The mech runs a lot like a pilot sim, but instead of a tank or a spacecraft, it’s a bipedal robot stomping across the landscape. Controls work with a throttle and a direction controlled by the keyboard (W-S accelerate and decelerate; A-D turn the legs side to side) whereas aim is controlled with the mouse. In the terms of the game, the keyboard turns the legs and thus the direction of movement, and the mouse controls pitch and torque of the torso—where all the weapons are contained and thus need to be turned to face the enemy. This allows for some interesting maneuvers and shots while flying past perpendicular to an enemy taking pot shots at them.

New players will discover that fights feel a little bit slower than the usual fights. There’s few chances to one-hit-kill an opponent, and usually it takes the concerted effort of an entire pack of mechs to take even a single opponent down. Like any proper MechWarrior this is a very team-based and tactical game that depends on choosing where to go, how to get there, and what to do when you meet the enemy. Most game modes will have no respawn so this fits how we’d expect the game to play in the first place.

There are few decisive one on one fights—so never enter the battlefield alone, flank the enemy, and watch your six. Someone will be looking to get around you, take out your legs, or overheat you with flamethrowers. Yes, it’s possible to target specific locations on the enemy mech; and it’s also possible to hit someone with flamers (at least I think it is, because I got overheated by someone without getting a single shot on them… Damn Jenners.)

In some ways the slow, sure combat makes it feel like playing in an actual BattleTech game. This could be good for people who want to combine the pilot sim aspect with their love of the numbers—but it will also distinctly turn off players who prefer rush games that put them in a firefight on the seat of their pants where it’s do-or-die in momentary decisions.

Perhaps MechWarrior Online will still choose to cater to different types of players after the commercial release.

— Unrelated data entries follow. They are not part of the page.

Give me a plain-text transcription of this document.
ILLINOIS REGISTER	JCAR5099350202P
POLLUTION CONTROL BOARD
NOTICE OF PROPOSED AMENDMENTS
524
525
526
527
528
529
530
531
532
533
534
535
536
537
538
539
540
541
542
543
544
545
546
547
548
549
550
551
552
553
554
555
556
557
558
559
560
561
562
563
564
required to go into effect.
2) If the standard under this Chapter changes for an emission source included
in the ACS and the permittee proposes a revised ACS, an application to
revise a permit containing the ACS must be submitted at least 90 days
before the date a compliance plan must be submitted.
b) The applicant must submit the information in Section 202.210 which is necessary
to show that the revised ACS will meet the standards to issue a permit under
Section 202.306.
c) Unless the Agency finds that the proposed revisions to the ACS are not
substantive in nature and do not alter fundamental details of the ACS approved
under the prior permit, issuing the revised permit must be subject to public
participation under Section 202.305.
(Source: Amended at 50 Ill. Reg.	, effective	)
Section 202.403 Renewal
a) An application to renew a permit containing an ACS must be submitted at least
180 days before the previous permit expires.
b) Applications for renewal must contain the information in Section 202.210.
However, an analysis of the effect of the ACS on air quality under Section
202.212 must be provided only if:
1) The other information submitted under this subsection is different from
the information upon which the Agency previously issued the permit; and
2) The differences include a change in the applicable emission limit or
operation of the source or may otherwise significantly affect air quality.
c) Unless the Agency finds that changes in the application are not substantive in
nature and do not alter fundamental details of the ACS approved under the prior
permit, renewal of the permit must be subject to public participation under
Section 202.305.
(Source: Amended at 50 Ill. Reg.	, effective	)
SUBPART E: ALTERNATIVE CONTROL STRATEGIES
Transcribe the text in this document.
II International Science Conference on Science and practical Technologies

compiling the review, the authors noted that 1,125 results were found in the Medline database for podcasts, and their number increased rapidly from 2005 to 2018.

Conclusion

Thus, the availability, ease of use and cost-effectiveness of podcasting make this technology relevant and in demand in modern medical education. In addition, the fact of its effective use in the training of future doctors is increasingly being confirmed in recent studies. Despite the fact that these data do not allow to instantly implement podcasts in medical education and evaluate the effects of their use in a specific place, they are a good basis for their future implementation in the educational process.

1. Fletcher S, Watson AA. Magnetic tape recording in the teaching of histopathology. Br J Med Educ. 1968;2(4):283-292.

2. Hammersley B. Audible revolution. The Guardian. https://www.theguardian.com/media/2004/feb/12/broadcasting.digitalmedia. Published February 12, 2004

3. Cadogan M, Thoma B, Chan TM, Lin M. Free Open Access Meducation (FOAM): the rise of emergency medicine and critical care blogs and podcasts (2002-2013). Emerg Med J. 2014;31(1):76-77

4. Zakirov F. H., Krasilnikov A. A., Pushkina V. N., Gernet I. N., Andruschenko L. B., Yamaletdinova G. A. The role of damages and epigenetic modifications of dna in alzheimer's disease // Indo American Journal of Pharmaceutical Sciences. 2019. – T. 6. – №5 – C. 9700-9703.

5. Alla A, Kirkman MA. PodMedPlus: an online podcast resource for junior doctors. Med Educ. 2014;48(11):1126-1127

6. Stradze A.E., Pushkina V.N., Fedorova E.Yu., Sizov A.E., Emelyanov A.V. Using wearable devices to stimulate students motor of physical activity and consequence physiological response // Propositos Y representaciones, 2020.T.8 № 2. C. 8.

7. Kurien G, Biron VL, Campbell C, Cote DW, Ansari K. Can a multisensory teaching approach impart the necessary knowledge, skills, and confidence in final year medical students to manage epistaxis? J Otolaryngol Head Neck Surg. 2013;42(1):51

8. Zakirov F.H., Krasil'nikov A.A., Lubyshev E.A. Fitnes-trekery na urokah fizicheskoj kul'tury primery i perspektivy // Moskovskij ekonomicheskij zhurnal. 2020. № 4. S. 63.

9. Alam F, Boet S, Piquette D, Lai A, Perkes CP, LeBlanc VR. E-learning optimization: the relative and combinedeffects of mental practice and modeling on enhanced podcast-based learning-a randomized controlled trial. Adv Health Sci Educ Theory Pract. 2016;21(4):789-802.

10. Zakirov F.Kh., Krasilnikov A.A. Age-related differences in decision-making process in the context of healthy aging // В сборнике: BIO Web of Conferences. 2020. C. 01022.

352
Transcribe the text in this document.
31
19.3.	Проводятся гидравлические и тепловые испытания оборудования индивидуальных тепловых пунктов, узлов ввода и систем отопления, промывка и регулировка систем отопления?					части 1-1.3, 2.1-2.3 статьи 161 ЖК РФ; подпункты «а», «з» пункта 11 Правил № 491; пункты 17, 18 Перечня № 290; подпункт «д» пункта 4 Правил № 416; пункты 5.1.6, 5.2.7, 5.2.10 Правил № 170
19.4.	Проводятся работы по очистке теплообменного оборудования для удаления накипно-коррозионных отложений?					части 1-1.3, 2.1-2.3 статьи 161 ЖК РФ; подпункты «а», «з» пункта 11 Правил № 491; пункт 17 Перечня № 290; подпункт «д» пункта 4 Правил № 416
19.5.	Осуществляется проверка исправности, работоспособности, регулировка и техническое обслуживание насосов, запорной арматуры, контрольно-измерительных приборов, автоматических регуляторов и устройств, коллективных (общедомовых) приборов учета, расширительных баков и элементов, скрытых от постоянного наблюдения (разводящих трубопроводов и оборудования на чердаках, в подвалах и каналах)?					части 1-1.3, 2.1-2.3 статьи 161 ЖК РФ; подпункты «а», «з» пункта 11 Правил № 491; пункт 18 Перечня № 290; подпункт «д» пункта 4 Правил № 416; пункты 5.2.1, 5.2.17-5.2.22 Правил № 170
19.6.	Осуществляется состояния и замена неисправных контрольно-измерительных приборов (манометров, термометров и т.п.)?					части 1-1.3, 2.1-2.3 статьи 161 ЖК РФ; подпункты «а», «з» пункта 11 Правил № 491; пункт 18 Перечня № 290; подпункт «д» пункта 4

Freemium: Looks like the game will be free-to-play with a premium subscription model

It’s hard to say right now where the free-to-play aspect of this game will go. Right now, it appears that the game will function with a premium subscription model that will deliver higher credit and experience generation for players. This is a model that we’ve seen before in simulation games, a very good example is World of Tanks.

I will return to fill this out better once there’s more information regarding how the publisher will monetize their product.

Conclusion: It seems to hit all the good points of piloting a big stompy robot

Right now, MechWarrior Online is in closed beta—so closed that the NDA only dropped last week and now we’re just being able to talk about our experience in the game, make videos, and show off screenshots. So take all of the above with a grain of salt. Things may yet change; but its looking extremely well polished at the moment, or at least polished to the point where it’s a solidly working game.

Even though it’s in closed beta, matches still filled up very quickly.

The game triggers a bit of nostalgia for me because I used to watch numerous tabletop BattleTech games played by my friends and I really enjoyed many of the video games built around this universe. It plays a great deal like them, but with the part where I’m playing with a bunch of random people from the Internet and against random people as well.

The individual matches really do remind me of World of Tanks, just with far, far fewer players on the battlefield. I suspect this game will only get better with age and balance; especially as it starts to find its edge and filters through the type of players who enjoy playing this sort of MMO.